The Saturn moon Tethys was discovered by Giovanni Cassini in 1684 and named by John Herschel (son of William) in 1847. Tethys was a Greek sea goddess and it may be that Herschel’s choice of name may have been quite appropriate as it may once have harboured a liquid ocean.

Tethys is a mid-sized satellite with a density close to that of pure ice. But a large valley system visible today must have formed when the crust was being heated and under great strain according to a presentation at the 39th Lunar and Planetary Science Conference in Houston.

Calculations by Erinna Chen and Francis Nimmo, from the University of California, Santa Cruz, show that tidal interactions were the only viable way of providing the amount of heat associated with the formation of Ithaca Chasma. They propose that Tethys' orbit around Saturn was once perturbed by gravitational interactions with another moon - Dione - which made Tethys' orbit more "eccentric". The resulting tidal forces caused frictional heating of Tethys' interior. But at some point, the orbital interaction between Tethys and Dione was broken, and Tethys fell back into a less eccentric orbit. As it did so, it began to cool. Freezing of a liquid ocean would have generated sufficient stresses in the crust to form Ithaca Chasma, the researchers said.

"We have a large rift system that brought water to the surface, so it seems likely that this happened," Ms Chen explained. She said that there was no way of knowing exactly how deep the ocean was, but speculated that it could have been 100km deep at some point in Tethys' past.
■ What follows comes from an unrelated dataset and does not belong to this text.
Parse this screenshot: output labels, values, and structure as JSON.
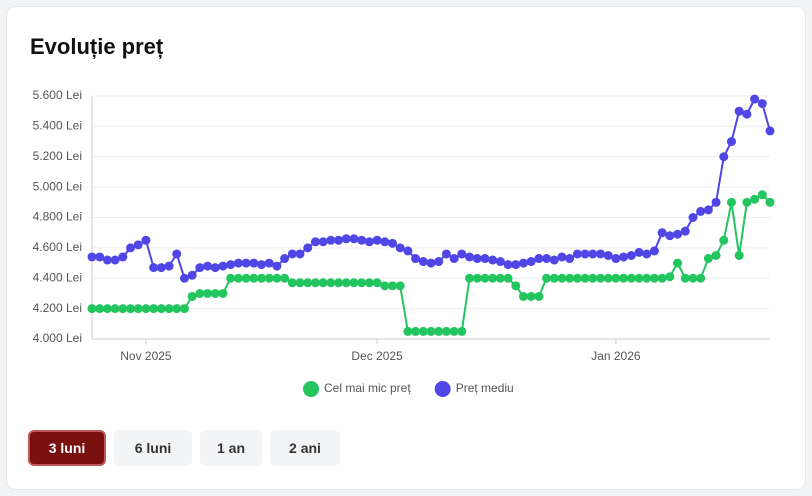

Tethys joins Europa and possibly Callisto in a small club of icy Solar System bodies thought either to have a subsurface ocean today, or to have had one in the distant past. Some researchers also think Saturn's moon Enceladus could harbour liquid water beneath the surface, although this idea has been called into question recently.

06 July 2007

Space Sponge

The Cassini probe has already provided a wealth of stunning images of Saturn and its satellites. One of the most unusual is the planet’s eighth largest moon, Hyperion looks like a huge potato-shaped sponge. It is unlike any other object imaged to date. The appearance is due to the fact that it is peppered with largely well preserved craters, probably caused by meteor bombardment which blew part of its surface away.


A paper published in Nature yesterday states that a Cassini flyby in September 2005 revealed the presence of hydrocarbons in the craters as well as water and carbon dioxide ices. "Of special interest is the presence on Hyperion of hydrocarbons " said Dale Cruikshank, the paper's lead author. "These molecules, when embedded in ice and exposed to ultraviolet light, form new molecules of biological significance. This doesn't mean that we have found life, but it is a further indication that the basic chemistry needed for life is widespread in the universe.... Most of Hyperion's surface ice is a mix of frozen water and organic dust, but carbon dioxide ice is also prominent. The carbon dioxide is not pure, but is somehow chemically attached to other molecules," explained Cruikshank.


Maybe this is not earth shattering stuff but still it is quite interesting.